Candidates receive the sacrament of confirmation from parochial vicar Father Anthony Federico at the Easter vigil at St. Mary’s Church in New Haven, Connecticut. (Photo: Courtesy of St. Mary’s)


“Not one person in our RCIA program came through our outreach efforts. They all came on their own,” said Father Anthony Federico, parochial vicar at St. Mary’s, who oversaw the program this year. 

“To me, the big takeaway from that is that God has been preparing these souls with hidden graces for a long time.” Citywide, he said, 85 people joined the Church during Easter weekend among the seven parishes in New Haven (a city of about 135,000), including 45 at the mostly Spanish-speaking parish of Our Lady of Guadalupe.

“It just contrasts so much with the narrative that we hear in the Northeast of ‘the Church is in decline,’” Father Federico said. “Of course, numerically that’s true. But just the movement of the Holy Spirit — to me, it’s a sign from God that we’re on the right track here in New Haven.”

OCIA leaders told the Register that online videos from Father Mike Schmitz, Bishop Robert Barron and Scott Hahn attract non-Catholic seekers and answer many of their misconceptions about the Church.

 


Different Questions

“The questions they’re coming with are different from 10 years ago. Every question that they want to know, they’ve already looked up five perspectives online,” said Father John Rutten, priest director of St. Thomas More Newman Center at the University of South Dakota. 

“They come to me already having used their reason. They may not have experienced the living presence of God. So we talk about that.”

St. Mary’s Catholic Center in College Station, Texas, which serves Texas A&M University, at Easter had 16 baptisms, 30 professions of faith from baptized non-Catholics, and 36 confirmations. 

The center’s Rite of Christian Initiation for Adults program currently has 18 catechumens on course to be baptized in November 2023, up from seven last year, said Kevin Pesek, the director.

Conversations tend to focus not so much on doctrinal instruction as what it’s like to live the life of a Catholic.

“I feel like people didn’t know what they didn’t know. When we were able to present who God is, people responded, and very radically,” Pesek said. 

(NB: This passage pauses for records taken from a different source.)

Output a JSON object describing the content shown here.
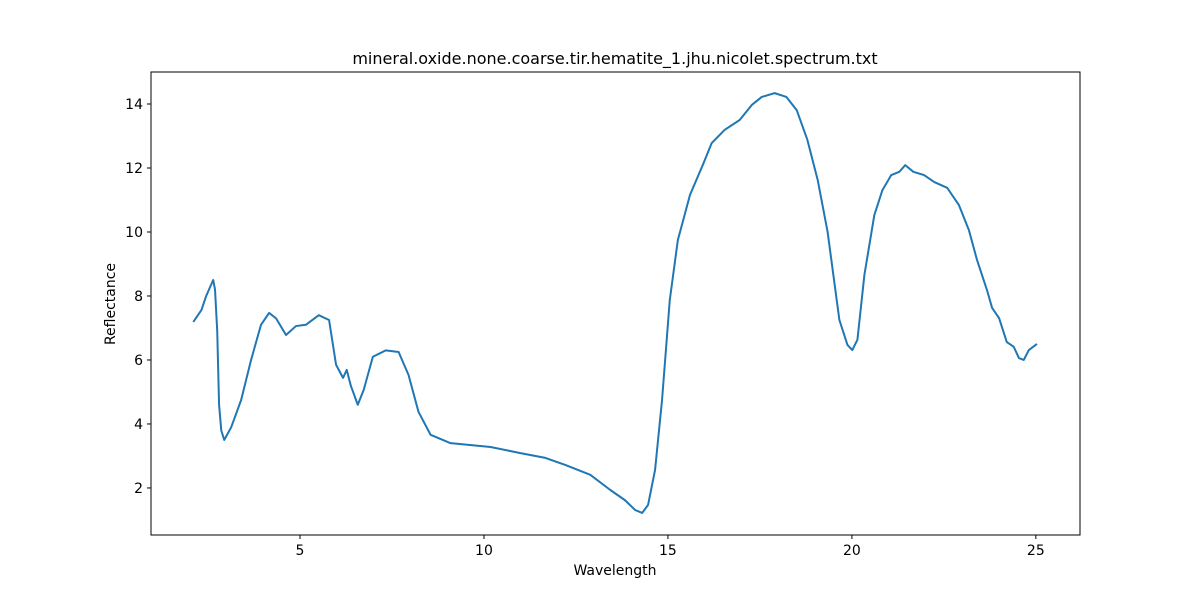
{
  "chart_data": {
    "type": "line",
    "title": "mineral.oxide.none.coarse.tir.hematite_1.jhu.nicolet.spectrum.txt",
    "x_label": "Wavelength",
    "y_label": "Reflectance",
    "xlim": [
      0.95,
      26.2
    ],
    "ylim": [
      0.53,
      15.0
    ],
    "xticks": [
      5,
      10,
      15,
      20,
      25
    ],
    "yticks": [
      2,
      4,
      6,
      8,
      10,
      12,
      14
    ],
    "color": "#1f77b4",
    "x": [
      2.1,
      2.32,
      2.45,
      2.64,
      2.69,
      2.75,
      2.8,
      2.86,
      2.94,
      3.13,
      3.4,
      3.67,
      3.94,
      4.16,
      4.35,
      4.62,
      4.89,
      5.16,
      5.51,
      5.79,
      5.98,
      6.17,
      6.27,
      6.38,
      6.57,
      6.73,
      6.98,
      7.33,
      7.68,
      7.95,
      8.22,
      8.55,
      9.09,
      9.9,
      10.18,
      10.99,
      11.67,
      12.21,
      12.89,
      13.43,
      13.83,
      14.11,
      14.3,
      14.46,
      14.65,
      14.84,
      15.05,
      15.27,
      15.6,
      15.95,
      16.19,
      16.54,
      16.95,
      17.28,
      17.55,
      17.9,
      18.22,
      18.5,
      18.79,
      19.07,
      19.34,
      19.66,
      19.88,
      20.01,
      20.15,
      20.34,
      20.61,
      20.83,
      21.07,
      21.29,
      21.45,
      21.67,
      21.96,
      22.24,
      22.59,
      22.91,
      23.18,
      23.4,
      23.67,
      23.81,
      24.0,
      24.21,
      24.4,
      24.54,
      24.67,
      24.81,
      25.03
    ],
    "values": [
      7.19,
      7.56,
      8.0,
      8.5,
      8.2,
      6.9,
      4.6,
      3.8,
      3.5,
      3.9,
      4.75,
      6.0,
      7.1,
      7.47,
      7.3,
      6.78,
      7.06,
      7.1,
      7.4,
      7.25,
      5.85,
      5.44,
      5.69,
      5.2,
      4.6,
      5.06,
      6.1,
      6.3,
      6.25,
      5.53,
      4.38,
      3.66,
      3.4,
      3.31,
      3.28,
      3.09,
      2.94,
      2.72,
      2.41,
      1.94,
      1.62,
      1.31,
      1.22,
      1.47,
      2.56,
      4.75,
      7.87,
      9.75,
      11.16,
      12.1,
      12.78,
      13.19,
      13.5,
      13.97,
      14.22,
      14.34,
      14.22,
      13.81,
      12.88,
      11.63,
      10.0,
      7.25,
      6.47,
      6.31,
      6.63,
      8.66,
      10.53,
      11.31,
      11.78,
      11.88,
      12.09,
      11.88,
      11.78,
      11.56,
      11.38,
      10.84,
      10.06,
      9.13,
      8.19,
      7.63,
      7.31,
      6.56,
      6.41,
      6.06,
      6.0,
      6.31,
      6.5
    ]
  }
}
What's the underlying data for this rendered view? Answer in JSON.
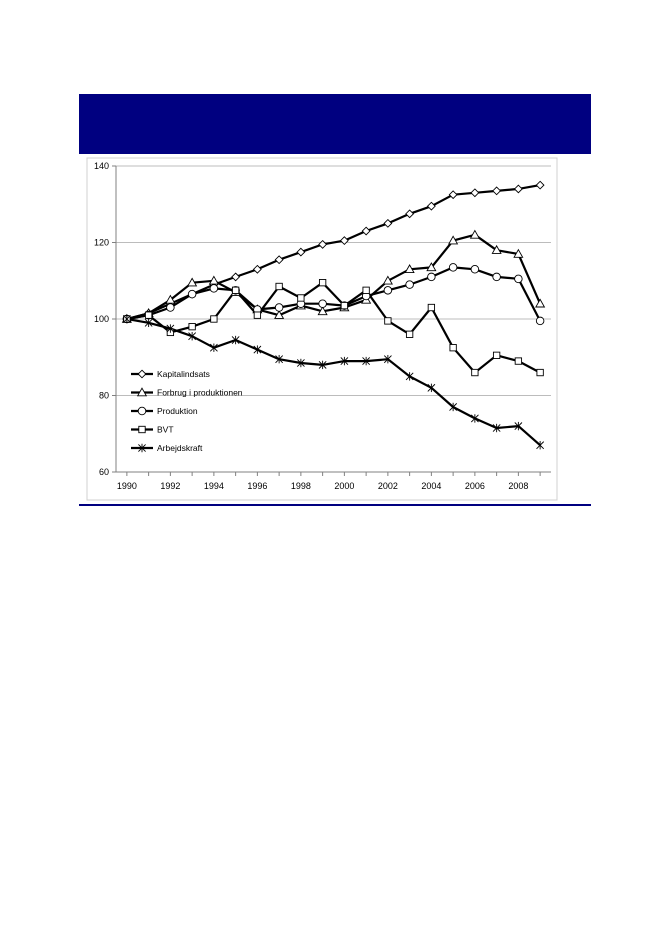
{
  "colors": {
    "banner": "#000080",
    "rule": "#000080",
    "series": "#000000",
    "grid": "#a6a6a6"
  },
  "chart_data": {
    "type": "line",
    "title": "",
    "xlabel": "",
    "ylabel": "",
    "x": [
      1990,
      1991,
      1992,
      1993,
      1994,
      1995,
      1996,
      1997,
      1998,
      1999,
      2000,
      2001,
      2002,
      2003,
      2004,
      2005,
      2006,
      2007,
      2008,
      2009
    ],
    "xticks": [
      "1990",
      "1992",
      "1994",
      "1996",
      "1998",
      "2000",
      "2002",
      "2004",
      "2006",
      "2008"
    ],
    "xlim": [
      1989.5,
      2009.5
    ],
    "yticks": [
      "60",
      "80",
      "100",
      "120",
      "140"
    ],
    "ylim": [
      60,
      140
    ],
    "grid": "horizontal",
    "legend_position": "bottom-left",
    "series": [
      {
        "name": "Kapitalindsats",
        "marker": "diamond",
        "values": [
          100,
          101.5,
          104,
          106.5,
          109,
          111,
          113,
          115.5,
          117.5,
          119.5,
          120.5,
          123,
          125,
          127.5,
          129.5,
          132.5,
          133,
          133.5,
          134,
          135
        ]
      },
      {
        "name": "Forbrug i produktionen",
        "marker": "triangle",
        "values": [
          100,
          101.5,
          105,
          109.5,
          110,
          107,
          102.5,
          101,
          103.5,
          102,
          103,
          105,
          110,
          113,
          113.5,
          120.5,
          122,
          118,
          117,
          104
        ]
      },
      {
        "name": "Produktion",
        "marker": "circle",
        "values": [
          100,
          101,
          103,
          106.5,
          108,
          107.5,
          102.5,
          103,
          104,
          104,
          103.5,
          106,
          107.5,
          109,
          111,
          113.5,
          113,
          111,
          110.5,
          99.5
        ]
      },
      {
        "name": "BVT",
        "marker": "square",
        "values": [
          100,
          101,
          96.5,
          98,
          100,
          107.5,
          101,
          108.5,
          105.5,
          109.5,
          103.5,
          107.5,
          99.5,
          96,
          103,
          92.5,
          86,
          90.5,
          89,
          86
        ]
      },
      {
        "name": "Arbejdskraft",
        "marker": "star",
        "values": [
          100,
          99,
          97.5,
          95.5,
          92.5,
          94.5,
          92,
          89.5,
          88.5,
          88,
          89,
          89,
          89.5,
          85,
          82,
          77,
          74,
          71.5,
          72,
          67
        ]
      }
    ]
  }
}
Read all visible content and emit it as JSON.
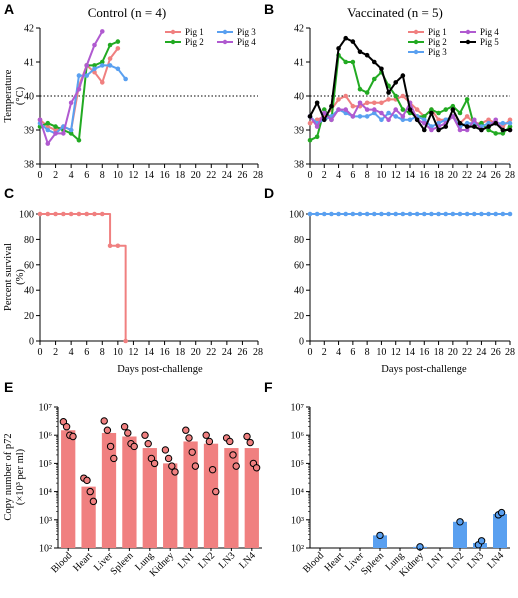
{
  "panel_letters": [
    "A",
    "B",
    "C",
    "D",
    "E",
    "F"
  ],
  "chart_data": [
    {
      "panel": "A",
      "type": "line",
      "title": "Control (n = 4)",
      "xlabel": "",
      "ylabel": "Temperature (°C)",
      "xlim": [
        0,
        28
      ],
      "ylim": [
        38,
        42
      ],
      "xticks": [
        0,
        2,
        4,
        6,
        8,
        10,
        12,
        14,
        16,
        18,
        20,
        22,
        24,
        26,
        28
      ],
      "yticks": [
        38,
        39,
        40,
        41,
        42
      ],
      "reference_line": 40,
      "legend_position": "top-right",
      "series": [
        {
          "name": "Pig 1",
          "color": "#f08080",
          "x": [
            0,
            1,
            2,
            3,
            4,
            5,
            6,
            7,
            8,
            9,
            10
          ],
          "y": [
            39.3,
            39.1,
            39.0,
            39.1,
            39.0,
            40.3,
            40.9,
            40.7,
            40.4,
            41.1,
            41.4
          ]
        },
        {
          "name": "Pig 2",
          "color": "#22aa22",
          "x": [
            0,
            1,
            2,
            3,
            4,
            5,
            6,
            7,
            8,
            9,
            10
          ],
          "y": [
            39.1,
            39.2,
            39.1,
            39.0,
            38.9,
            38.7,
            40.9,
            40.9,
            41.0,
            41.5,
            41.6
          ]
        },
        {
          "name": "Pig 3",
          "color": "#5aa0f0",
          "x": [
            0,
            1,
            2,
            3,
            4,
            5,
            6,
            7,
            8,
            9,
            10,
            11
          ],
          "y": [
            39.2,
            39.0,
            38.9,
            39.1,
            39.0,
            40.6,
            40.6,
            40.8,
            40.9,
            40.9,
            40.8,
            40.5
          ]
        },
        {
          "name": "Pig 4",
          "color": "#b05ad0",
          "x": [
            0,
            1,
            2,
            3,
            4,
            5,
            6,
            7,
            8
          ],
          "y": [
            39.3,
            38.6,
            38.9,
            38.9,
            39.8,
            40.2,
            40.9,
            41.5,
            41.9
          ]
        }
      ]
    },
    {
      "panel": "B",
      "type": "line",
      "title": "Vaccinated (n = 5)",
      "xlabel": "",
      "ylabel": "",
      "xlim": [
        0,
        28
      ],
      "ylim": [
        38,
        42
      ],
      "xticks": [
        0,
        2,
        4,
        6,
        8,
        10,
        12,
        14,
        16,
        18,
        20,
        22,
        24,
        26,
        28
      ],
      "yticks": [
        38,
        39,
        40,
        41,
        42
      ],
      "reference_line": 40,
      "legend_position": "top-right",
      "series": [
        {
          "name": "Pig 1",
          "color": "#f08080",
          "x": [
            0,
            1,
            2,
            3,
            4,
            5,
            6,
            7,
            8,
            9,
            10,
            11,
            12,
            13,
            14,
            15,
            16,
            17,
            18,
            19,
            20,
            21,
            22,
            23,
            24,
            25,
            26,
            27,
            28
          ],
          "y": [
            39.2,
            39.3,
            39.4,
            39.6,
            39.9,
            40.0,
            39.7,
            39.7,
            39.8,
            39.8,
            39.8,
            39.9,
            39.9,
            40.0,
            39.8,
            39.6,
            39.4,
            39.6,
            39.3,
            39.3,
            39.4,
            39.2,
            39.4,
            39.2,
            39.2,
            39.3,
            39.2,
            39.1,
            39.3
          ]
        },
        {
          "name": "Pig 2",
          "color": "#22aa22",
          "x": [
            0,
            1,
            2,
            3,
            4,
            5,
            6,
            7,
            8,
            9,
            10,
            11,
            12,
            13,
            14,
            15,
            16,
            17,
            18,
            19,
            20,
            21,
            22,
            23,
            24,
            25,
            26,
            27,
            28
          ],
          "y": [
            38.7,
            38.8,
            39.6,
            39.3,
            41.2,
            41.0,
            41.0,
            40.2,
            40.1,
            40.5,
            40.7,
            40.3,
            40.0,
            39.6,
            39.5,
            39.4,
            39.4,
            39.6,
            39.5,
            39.6,
            39.7,
            39.5,
            39.9,
            39.1,
            39.2,
            39.0,
            38.9,
            38.9,
            39.1
          ]
        },
        {
          "name": "Pig 3",
          "color": "#5aa0f0",
          "x": [
            0,
            1,
            2,
            3,
            4,
            5,
            6,
            7,
            8,
            9,
            10,
            11,
            12,
            13,
            14,
            15,
            16,
            17,
            18,
            19,
            20,
            21,
            22,
            23,
            24,
            25,
            26,
            27,
            28
          ],
          "y": [
            39.4,
            39.2,
            39.3,
            39.4,
            39.6,
            39.5,
            39.4,
            39.4,
            39.4,
            39.5,
            39.3,
            39.5,
            39.4,
            39.3,
            39.3,
            39.4,
            39.3,
            39.1,
            39.2,
            39.3,
            39.4,
            39.1,
            39.2,
            39.2,
            39.1,
            39.2,
            39.2,
            39.2,
            39.2
          ]
        },
        {
          "name": "Pig 4",
          "color": "#b05ad0",
          "x": [
            0,
            1,
            2,
            3,
            4,
            5,
            6,
            7,
            8,
            9,
            10,
            11,
            12,
            13,
            14,
            15,
            16,
            17,
            18,
            19,
            20,
            21,
            22,
            23,
            24,
            25,
            26,
            27,
            28
          ],
          "y": [
            39.4,
            39.1,
            39.5,
            39.3,
            39.6,
            39.6,
            39.4,
            39.8,
            39.6,
            39.6,
            39.5,
            39.3,
            39.6,
            39.4,
            39.8,
            39.3,
            39.2,
            39.0,
            39.1,
            39.2,
            39.4,
            39.0,
            39.0,
            39.3,
            39.0,
            39.1,
            39.3,
            39.0,
            39.0
          ]
        },
        {
          "name": "Pig 5",
          "color": "#000000",
          "x": [
            0,
            1,
            2,
            3,
            4,
            5,
            6,
            7,
            8,
            9,
            10,
            11,
            12,
            13,
            14,
            15,
            16,
            17,
            18,
            19,
            20,
            21,
            22,
            23,
            24,
            25,
            26,
            27,
            28
          ],
          "y": [
            39.4,
            39.8,
            39.3,
            39.7,
            41.4,
            41.7,
            41.6,
            41.3,
            41.2,
            41.0,
            40.8,
            40.1,
            40.4,
            40.6,
            39.6,
            39.3,
            39.0,
            39.5,
            39.0,
            39.1,
            39.6,
            39.2,
            39.1,
            39.1,
            39.0,
            39.1,
            39.2,
            39.0,
            39.0
          ]
        }
      ]
    },
    {
      "panel": "C",
      "type": "line",
      "title": "",
      "xlabel": "Days post-challenge",
      "ylabel": "Percent survival (%)",
      "xlim": [
        0,
        28
      ],
      "ylim": [
        0,
        100
      ],
      "xticks": [
        0,
        2,
        4,
        6,
        8,
        10,
        12,
        14,
        16,
        18,
        20,
        22,
        24,
        26,
        28
      ],
      "yticks": [
        0,
        20,
        40,
        60,
        80,
        100
      ],
      "step": true,
      "series": [
        {
          "name": "",
          "color": "#f08080",
          "x": [
            0,
            1,
            2,
            3,
            4,
            5,
            6,
            7,
            8,
            9,
            10,
            11
          ],
          "y": [
            100,
            100,
            100,
            100,
            100,
            100,
            100,
            100,
            100,
            75,
            75,
            0
          ]
        }
      ]
    },
    {
      "panel": "D",
      "type": "line",
      "title": "",
      "xlabel": "Days post-challenge",
      "ylabel": "",
      "xlim": [
        0,
        28
      ],
      "ylim": [
        0,
        100
      ],
      "xticks": [
        0,
        2,
        4,
        6,
        8,
        10,
        12,
        14,
        16,
        18,
        20,
        22,
        24,
        26,
        28
      ],
      "yticks": [
        0,
        20,
        40,
        60,
        80,
        100
      ],
      "step": true,
      "series": [
        {
          "name": "",
          "color": "#5aa0f0",
          "x": [
            0,
            1,
            2,
            3,
            4,
            5,
            6,
            7,
            8,
            9,
            10,
            11,
            12,
            13,
            14,
            15,
            16,
            17,
            18,
            19,
            20,
            21,
            22,
            23,
            24,
            25,
            26,
            27,
            28
          ],
          "y": [
            100,
            100,
            100,
            100,
            100,
            100,
            100,
            100,
            100,
            100,
            100,
            100,
            100,
            100,
            100,
            100,
            100,
            100,
            100,
            100,
            100,
            100,
            100,
            100,
            100,
            100,
            100,
            100,
            100
          ]
        }
      ]
    },
    {
      "panel": "E",
      "type": "bar",
      "title": "",
      "xlabel": "",
      "ylabel": "Copy number of p72 (×10³ per ml)",
      "log_scale": true,
      "ylim": [
        100,
        10000000
      ],
      "ytick_labels": [
        "10²",
        "10³",
        "10⁴",
        "10⁵",
        "10⁶",
        "10⁷"
      ],
      "color": "#f08080",
      "categories": [
        "Blood",
        "Heart",
        "Liver",
        "Spleen",
        "Lung",
        "Kidney",
        "LN1",
        "LN2",
        "LN3",
        "LN4"
      ],
      "values": [
        1500000,
        15000,
        1200000,
        900000,
        350000,
        100000,
        600000,
        500000,
        350000,
        350000
      ],
      "points": [
        [
          3000000,
          2000000,
          1000000,
          900000
        ],
        [
          30000,
          25000,
          10000,
          4500
        ],
        [
          3200000,
          1500000,
          400000,
          150000
        ],
        [
          2000000,
          1200000,
          500000,
          400000
        ],
        [
          1000000,
          500000,
          150000,
          100000
        ],
        [
          300000,
          150000,
          80000,
          50000
        ],
        [
          1500000,
          800000,
          250000,
          80000
        ],
        [
          1000000,
          600000,
          60000,
          10000
        ],
        [
          800000,
          600000,
          200000,
          80000
        ],
        [
          900000,
          550000,
          100000,
          70000
        ]
      ]
    },
    {
      "panel": "F",
      "type": "bar",
      "title": "",
      "xlabel": "",
      "ylabel": "",
      "log_scale": true,
      "ylim": [
        100,
        10000000
      ],
      "ytick_labels": [
        "10²",
        "10³",
        "10⁴",
        "10⁵",
        "10⁶",
        "10⁷"
      ],
      "color": "#5aa0f0",
      "categories": [
        "Blood",
        "Heart",
        "Liver",
        "Spleen",
        "Lung",
        "Kidney",
        "LN1",
        "LN2",
        "LN3",
        "LN4"
      ],
      "values": [
        null,
        null,
        null,
        280,
        null,
        110,
        null,
        850,
        150,
        1600
      ],
      "points": [
        [],
        [],
        [],
        [
          280
        ],
        [],
        [
          110
        ],
        [],
        [
          850
        ],
        [
          130,
          180
        ],
        [
          1500,
          1800
        ]
      ]
    }
  ]
}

“I think when we just give people a chance, the heart knows what the heart wants.”

One of the new Aggie Catholics is Zachary Bishop Sauceda, 19, who was raised as a nondenominational-churchgoing Christian in south Texas. He told the Register he had a great-grandmother who was a Catholic, who modeled Christ for him. 

 


Family, Friends and Eucharist

In high school, his Catholic girlfriend and her family attracted him to the faith through their strong beliefs and the way they treated others. 

He asked to go to Mass with them and continued doing so frequently during senior year, and there he felt he encountered Jesus.

“Their love of him drew me to him through the Catholic Church,” said Sauceda, a freshman majoring in forensic and investigative sciences who wants to become a federal agent.

After arriving at Texas A&M last fall, he joined the Rite of Christian Initiation for Adults program and was baptized last month.

Long before then, though, he spent time in an adoration chapel.

“That’s as close as I could get for about two years. Him speaking to me. ‘This is truly what I want for you.’ That’s what I kept hearing,” Sauceda said. 

“It’s been a beautiful two-year transformation. And I can’t thank him enough. But I try to every day.”